La douleur lui fit presque perdre connaissance. Cependant il prit un des javelots attachés à sa selle et le lança vers Guillaume avec tant de force que le sifflement ressembla à un coup de foudre. Le comte se jeta de côté et le projectile, brisant son écu, lui rasa le côté et alla se ficher deux pieds en terre.

Le comte inclina sa tête sur sa poitrine et adressa à Dieu une prière fervente, pour qu’il empêchât le Sarrasin de le tuer.
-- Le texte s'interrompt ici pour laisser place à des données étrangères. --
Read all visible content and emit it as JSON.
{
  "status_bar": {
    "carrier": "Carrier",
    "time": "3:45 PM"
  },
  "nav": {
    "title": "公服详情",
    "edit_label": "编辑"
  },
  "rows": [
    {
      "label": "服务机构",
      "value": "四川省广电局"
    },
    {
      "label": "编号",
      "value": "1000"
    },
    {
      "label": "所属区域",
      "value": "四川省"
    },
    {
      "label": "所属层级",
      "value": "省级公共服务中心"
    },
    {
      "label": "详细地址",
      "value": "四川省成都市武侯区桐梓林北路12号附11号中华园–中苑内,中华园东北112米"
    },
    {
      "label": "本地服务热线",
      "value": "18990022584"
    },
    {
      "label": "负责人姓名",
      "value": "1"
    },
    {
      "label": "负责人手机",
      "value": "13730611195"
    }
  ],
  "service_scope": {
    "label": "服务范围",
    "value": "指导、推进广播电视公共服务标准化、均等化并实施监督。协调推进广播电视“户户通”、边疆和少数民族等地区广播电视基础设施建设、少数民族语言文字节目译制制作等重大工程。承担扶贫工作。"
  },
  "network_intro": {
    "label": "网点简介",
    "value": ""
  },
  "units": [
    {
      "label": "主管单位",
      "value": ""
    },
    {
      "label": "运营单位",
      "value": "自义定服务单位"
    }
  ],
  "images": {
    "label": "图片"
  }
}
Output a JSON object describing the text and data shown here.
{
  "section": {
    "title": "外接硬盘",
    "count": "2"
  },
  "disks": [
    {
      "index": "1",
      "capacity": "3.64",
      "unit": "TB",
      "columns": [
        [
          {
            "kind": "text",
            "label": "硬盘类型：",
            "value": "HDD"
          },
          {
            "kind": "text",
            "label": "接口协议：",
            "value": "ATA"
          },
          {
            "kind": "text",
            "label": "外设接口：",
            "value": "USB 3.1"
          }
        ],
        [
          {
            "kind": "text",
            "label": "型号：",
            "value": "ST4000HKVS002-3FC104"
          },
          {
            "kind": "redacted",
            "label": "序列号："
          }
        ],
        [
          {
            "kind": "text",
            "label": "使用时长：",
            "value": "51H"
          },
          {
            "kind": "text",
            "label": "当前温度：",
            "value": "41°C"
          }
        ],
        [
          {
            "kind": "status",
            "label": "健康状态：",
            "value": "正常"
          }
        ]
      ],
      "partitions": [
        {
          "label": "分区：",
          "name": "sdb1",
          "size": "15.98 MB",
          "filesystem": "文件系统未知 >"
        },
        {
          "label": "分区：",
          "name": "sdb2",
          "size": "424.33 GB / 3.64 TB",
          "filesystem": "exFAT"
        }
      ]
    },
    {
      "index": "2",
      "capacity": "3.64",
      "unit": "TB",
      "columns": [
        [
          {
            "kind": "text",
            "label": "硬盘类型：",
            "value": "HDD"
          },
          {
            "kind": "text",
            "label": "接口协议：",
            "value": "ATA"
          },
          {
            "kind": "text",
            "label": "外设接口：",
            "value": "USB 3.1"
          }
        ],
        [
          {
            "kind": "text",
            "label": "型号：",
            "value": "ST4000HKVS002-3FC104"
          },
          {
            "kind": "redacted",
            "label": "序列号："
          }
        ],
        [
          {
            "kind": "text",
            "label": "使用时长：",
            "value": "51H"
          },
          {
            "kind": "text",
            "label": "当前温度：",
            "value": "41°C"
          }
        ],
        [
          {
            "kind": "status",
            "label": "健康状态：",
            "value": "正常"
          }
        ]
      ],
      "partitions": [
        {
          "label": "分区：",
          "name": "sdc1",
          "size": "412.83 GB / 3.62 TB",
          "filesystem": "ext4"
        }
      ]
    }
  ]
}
Celui-ci lui cria :

— Félon chevalier, tu as beau t’escrimer contre moi, tes armes ne pourront te garantir.

En disant ces mots il tira son épée et en porta un si grand coup au comte, qu’il lui trancha le nasal de son heaume, et en même temps emporta une mèche de ses cheveux ainsi que le bout de son nez. Puis descendant sur l’arçon de la selle, la lame tranchante le coupa en deux ainsi que le cheval. Ce coup fut porté avec tant de force que l’épée vola hors des mains du mécréant.

Le comte Guillaume se relève et tire Joyeuse, son épée : il espère en porter un coup sur le heaume de son adversaire, mais celui-ci est si grand qu’il ne peut y atteindre.